Through COCO, The Hoja Project have helped Damas and Condrada to help themselves!

***

These kind of income increases are a massive deal, because it means that Damas and Condrada now have the means to continue to improve their lives and their children's lives without (hopefully) further input from COCO/Hoja!

Our Income Generation Projects, funded by small loans, has been particularly effective at these kinds of changes in the past, and now our Permaculture programme is giving the local community another similar boost.

Tuesday, 3 December 2013

Oswin in the UK, and mullet book raising money for the Hoja Project

Oswin with Steve Cram and the COCO team
last time he was in the UK in 2009
It's quite an exciting couple of weeks for Hoja, so I think it's worth an occasional update.

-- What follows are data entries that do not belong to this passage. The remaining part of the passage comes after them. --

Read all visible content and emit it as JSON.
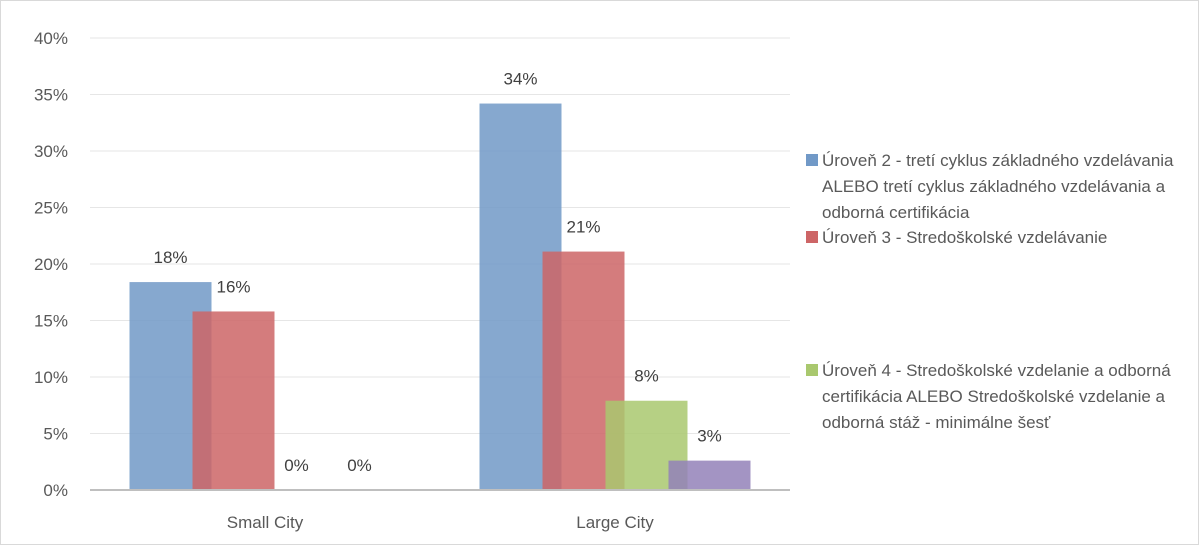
{
  "chart_data": {
    "type": "bar",
    "categories": [
      "Small City",
      "Large City"
    ],
    "ylim": [
      0,
      0.4
    ],
    "yticks": [
      "0%",
      "5%",
      "10%",
      "15%",
      "20%",
      "25%",
      "30%",
      "35%",
      "40%"
    ],
    "grid": true,
    "legend_position": "right",
    "series": [
      {
        "name": "Úroveň 2 - tretí cyklus základného vzdelávania ALEBO tretí cyklus základného vzdelávania a odborná certifikácia",
        "color": "#7199c7",
        "values": [
          0.184,
          0.342
        ],
        "labels": [
          "18%",
          "34%"
        ]
      },
      {
        "name": "Úroveň 3 - Stredoškolské vzdelávanie",
        "color": "#cd6566",
        "values": [
          0.158,
          0.211
        ],
        "labels": [
          "16%",
          "21%"
        ]
      },
      {
        "name": "Úroveň 4 - Stredoškolské vzdelanie a odborná certifikácia ALEBO Stredoškolské vzdelanie a odborná stáž - minimálne šesť",
        "color": "#a9c86e",
        "values": [
          0,
          0.079
        ],
        "labels": [
          "0%",
          "8%"
        ]
      },
      {
        "name": "",
        "color": "#9381b8",
        "values": [
          0,
          0.026
        ],
        "labels": [
          "0%",
          "3%"
        ]
      }
    ]
  }
}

Oswin is in the UK, and has been spending the last week or so in Newcastle, visiting schools and supporting organisations, and attending COCO events.

At the weekend he'll be coming down to London, where a number of us Hoja UK volunteers are based, and we can't wait to see him!

He'll visit more schools and supporters down here, and attending a Christmas Hoja get-together.

In other news, a friend of mine Simon Varwell has released his second book, The Return Of The Mullet Hunter, into the wild.  It's nothing to do with the haircut or the fish (well, it's slightly to do with both), but about his attempts to visit every place in the world with the word 'mullet' in its name.

His project started off as a little silly challenge that got way out of hand.  So much so that it's required (at least) two books to tell the story.  This is his second book, and it's a fun and engaging read, as you follow him around the world, facing both success and disappointment at different stages of his journey.

A few months ago Simon asked me to design the cover for the book (I talked about that on my own blog), and as part of that deal he has promised to give 10% of the book's proceeds to Hoja.

So you could do worse than pick this book as your Christmas read when the family get a bit too much.  It's available on Kindle from Amazon.

Tuesday, 18 June 2013

All Change!

You may have noticed that this site has become quieter and quieter in terms of providing news about what Hoja are up to in Songea.  However, this doesn't mean that Hoja has been winding down in any way.  Just that I've been ridiculously busy with other commitments, and haven't been involved in Hoja so much lately.

Hoja continue to produce excellent exam results for their students, give out microfinance loans so local people can start small businesses to create their own income, and help farmers get the most out of their land.

In fact an important change has been made to Hoja recently.  In the UK it's no longer operating as its own charity, but is operating as part of COCO.  Don't worry though, Hoja have in practice been operating as part of COCO for years, so this doesn't represent any change in operations.  Rather, a bit of housekeeping.  It just seemed a bit silly to keep them as separate organisations.

As such, I've done a bit of an edit of some of the content on this site (contact and donation details, mostly).  I'm also going to stop pretending that I have time to keep typing out updates on here, when COCO have their own News Page anyway.